More people feel anxious, yet diagnoses decline

5 minute read


GPs appear reluctant to diagnose the condition, partly to avoid the harms of labelling.


GPs may be reluctant to diagnose patients with anxiety, citing the stigma of the label and a lack of time and resources.

Instead, UK research suggests they prefer to manage and treat the symptoms.

Melbourne GP Dr Cathy Andronis, chair of the RACGP Specific Interest Psychological Medicine group, said the findings were likely to be similar in Australia – for good reason.

“GPs are increasingly avoiding labelling people, and are concentrating on symptoms because that is simpler and easier,” she said.

It also reflected what GPs were actually doing, which was treating symptoms, she added.

“In order to do a formal diagnosis, you technically need to be using tools designed for that purpose,” said Dr Andronis, referring to the official criterion found in the DSM-V and ICD-10.

Despite this, the small survey of UK primary care patients suggested patients valued the diagnosis as they felt more engaged in treatment and it helped them to understand their experiences.

In the UK, the number of GPs recording symptoms of anxiety had jumped from almost 4 to 6 per 1000 person-years in the decade after 1998. Yet the number of anxiety disorders dropped from almost 8 to 5 per 1000 person-years.

The in-depth interviews of 15 GPs and 20 patients with chronic anxiety in the Bristol area highlighted the mixed feelings of clinicians and people with anxiety.

Several GPs believed the label itself would have little impact, because it did not practically change the treatment pathway, citing barriers and long waiting times for therapies. Others wanted to avoid patients taking on a ‘sick role’.

“Some people [say] it makes it easier for them to assume the sick role and think they’re not getting better…but then they lose self-confidence about returning to work, which then exacerbates the anxiety, and they carry the mantle around with them that they suffer with anxiety,” said one GP.

Clinicians also described their reluctance to medicalise normal emotional reactions.

“Anxiety is a normal response in some situations …So you have to be very careful not to medicalise what is a normal response in a stressful situation,” another participant said.

“In addition to having mixed views about the value of making a diagnosis, they talked about anxiety as a potentially learned behaviour, of chasing the ‘perfect life’ and related to the rise of social media, rather than an illness that should be diagnosed by a medical practitioner,” the authors wrote.

“They also said they did not have the time, resources or expertise to make a diagnosis, and described how they used words like ‘anxious’ or ‘on edge’ rather than ‘anxiety’ when talking to patients, as the latter could imply they were making a diagnosis.”

Dr Andronis said that she believed it was better to avoid labels, where possible, unless patients had a formal diagnosis.

“It’s not helpful to give people a stigmatising diagnosis, which we know can also be harmful for a lot of people,” she said. “Lots of studies have shown that people who have been given a diagnosis have started to then live out that diagnosis – and we don’t even know if that was what they really had in the first place.”

Nevertheless, Dr Andronis acknowledged that some patients clearly did want a diagnosis.

“We commonly hear patients who say, ‘I know this might sound strange to you, but I wish you’d said there was something wrong with me’.”
In the UK interviews, patients said it helped them to accept the situation, understand themselves better and encouraged them to try harder at helping themselves.

“I remember looking at that diagnosis and tears coming down my face.
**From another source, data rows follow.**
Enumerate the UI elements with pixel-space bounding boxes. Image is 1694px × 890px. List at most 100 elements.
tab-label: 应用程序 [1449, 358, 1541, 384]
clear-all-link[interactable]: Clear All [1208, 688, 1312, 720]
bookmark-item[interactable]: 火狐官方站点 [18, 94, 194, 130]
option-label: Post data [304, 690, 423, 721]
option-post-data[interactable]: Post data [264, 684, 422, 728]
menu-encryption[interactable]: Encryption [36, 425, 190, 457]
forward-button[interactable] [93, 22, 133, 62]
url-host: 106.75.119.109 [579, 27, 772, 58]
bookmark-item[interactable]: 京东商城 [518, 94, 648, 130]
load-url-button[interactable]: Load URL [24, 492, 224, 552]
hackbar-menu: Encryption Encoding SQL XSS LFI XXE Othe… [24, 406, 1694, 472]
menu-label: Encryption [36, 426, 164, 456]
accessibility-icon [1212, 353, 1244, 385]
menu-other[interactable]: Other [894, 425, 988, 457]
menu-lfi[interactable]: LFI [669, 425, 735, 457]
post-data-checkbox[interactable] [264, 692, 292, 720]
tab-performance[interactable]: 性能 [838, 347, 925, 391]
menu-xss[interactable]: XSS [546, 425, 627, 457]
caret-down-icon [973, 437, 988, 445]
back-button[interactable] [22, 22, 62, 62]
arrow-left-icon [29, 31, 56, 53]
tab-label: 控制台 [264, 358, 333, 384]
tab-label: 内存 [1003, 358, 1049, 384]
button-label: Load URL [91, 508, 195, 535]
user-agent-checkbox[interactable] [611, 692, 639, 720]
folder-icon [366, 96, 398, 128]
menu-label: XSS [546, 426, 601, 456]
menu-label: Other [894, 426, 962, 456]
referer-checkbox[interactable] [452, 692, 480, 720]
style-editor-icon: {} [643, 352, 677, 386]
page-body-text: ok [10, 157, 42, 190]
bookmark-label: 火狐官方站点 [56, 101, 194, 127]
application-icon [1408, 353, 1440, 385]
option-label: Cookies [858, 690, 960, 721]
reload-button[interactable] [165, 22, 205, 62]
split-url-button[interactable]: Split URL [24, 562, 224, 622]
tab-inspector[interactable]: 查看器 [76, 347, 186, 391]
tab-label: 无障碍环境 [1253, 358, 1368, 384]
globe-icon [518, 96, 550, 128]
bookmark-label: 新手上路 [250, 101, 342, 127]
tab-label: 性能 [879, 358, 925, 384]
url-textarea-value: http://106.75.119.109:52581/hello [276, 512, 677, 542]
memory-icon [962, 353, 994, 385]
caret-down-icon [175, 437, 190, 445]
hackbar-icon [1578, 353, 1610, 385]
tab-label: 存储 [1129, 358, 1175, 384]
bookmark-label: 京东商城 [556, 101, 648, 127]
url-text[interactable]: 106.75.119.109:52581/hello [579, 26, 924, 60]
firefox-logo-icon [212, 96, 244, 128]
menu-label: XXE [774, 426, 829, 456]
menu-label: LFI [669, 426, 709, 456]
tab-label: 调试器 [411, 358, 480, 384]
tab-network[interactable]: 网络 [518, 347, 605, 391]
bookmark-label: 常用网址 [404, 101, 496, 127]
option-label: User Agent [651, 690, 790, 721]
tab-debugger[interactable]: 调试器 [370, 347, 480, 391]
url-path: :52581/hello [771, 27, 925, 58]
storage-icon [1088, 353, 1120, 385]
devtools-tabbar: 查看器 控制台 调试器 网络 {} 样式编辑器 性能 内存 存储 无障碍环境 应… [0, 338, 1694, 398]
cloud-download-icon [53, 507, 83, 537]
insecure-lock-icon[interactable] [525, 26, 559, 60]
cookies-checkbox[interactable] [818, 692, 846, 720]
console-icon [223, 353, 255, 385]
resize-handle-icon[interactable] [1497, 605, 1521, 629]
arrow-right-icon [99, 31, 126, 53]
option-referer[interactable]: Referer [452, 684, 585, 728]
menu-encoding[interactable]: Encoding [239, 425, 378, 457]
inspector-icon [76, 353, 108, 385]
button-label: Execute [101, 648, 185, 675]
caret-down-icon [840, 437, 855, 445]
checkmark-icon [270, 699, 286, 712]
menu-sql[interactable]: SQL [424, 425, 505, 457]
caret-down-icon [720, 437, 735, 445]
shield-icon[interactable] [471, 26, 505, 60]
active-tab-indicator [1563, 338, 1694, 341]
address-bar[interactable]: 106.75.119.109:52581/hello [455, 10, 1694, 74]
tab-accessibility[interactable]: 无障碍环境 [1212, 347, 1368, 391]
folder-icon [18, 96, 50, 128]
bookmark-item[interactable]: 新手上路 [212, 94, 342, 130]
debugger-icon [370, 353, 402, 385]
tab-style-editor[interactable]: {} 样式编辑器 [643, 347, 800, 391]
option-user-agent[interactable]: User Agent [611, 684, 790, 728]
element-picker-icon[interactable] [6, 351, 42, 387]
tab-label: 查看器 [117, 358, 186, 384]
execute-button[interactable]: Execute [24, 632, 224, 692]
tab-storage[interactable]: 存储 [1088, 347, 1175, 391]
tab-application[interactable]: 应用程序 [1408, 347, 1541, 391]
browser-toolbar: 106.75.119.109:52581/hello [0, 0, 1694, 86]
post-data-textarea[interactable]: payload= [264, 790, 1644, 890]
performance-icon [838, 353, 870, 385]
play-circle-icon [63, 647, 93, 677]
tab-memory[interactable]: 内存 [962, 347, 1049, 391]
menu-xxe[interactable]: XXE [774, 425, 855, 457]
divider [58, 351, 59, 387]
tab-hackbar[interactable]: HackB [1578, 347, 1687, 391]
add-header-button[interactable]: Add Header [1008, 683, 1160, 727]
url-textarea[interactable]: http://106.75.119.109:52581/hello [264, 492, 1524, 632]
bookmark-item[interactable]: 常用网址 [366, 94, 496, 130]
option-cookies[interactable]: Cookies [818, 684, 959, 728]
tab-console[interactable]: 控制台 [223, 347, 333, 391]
It helped me to have a title and go ‘’this is what I’m working with and here’s what I’m going to do to try and get better’,” one respondent said.

Patients also reported difficulties bringing up this topic with new doctors, with one saying she was viewed as a “hysterical woman”.

Many said they believed their symptoms were normal, or shared by others.

One common thread between both GPs and patients was that fears of the patient’s employers or insurance companies finding out about the diagnosis dissuaded them from discussing or diagnosing it.

Overall, Dr Andronis said, the “vast majority” of patients in her centre did not want to be labelled with having a mental health disorder, per se.

Despite this, PBS rules and GP software required clinicians to include a label when prescribing medication for such conditions.

Dr Andronis said that a good way to determine which patients would find a label helpful and which wouldn’t was to have a conversation and be transparent about it.

For example, when writing a script or making a mental health care plan, Dr Andronis said, she might tell a patient something such as: “Look, this prescription requires me to say that you have condition X, or this mental health plan requires me to label you with a condition. How do you feel about that? What’s your thought about a label?”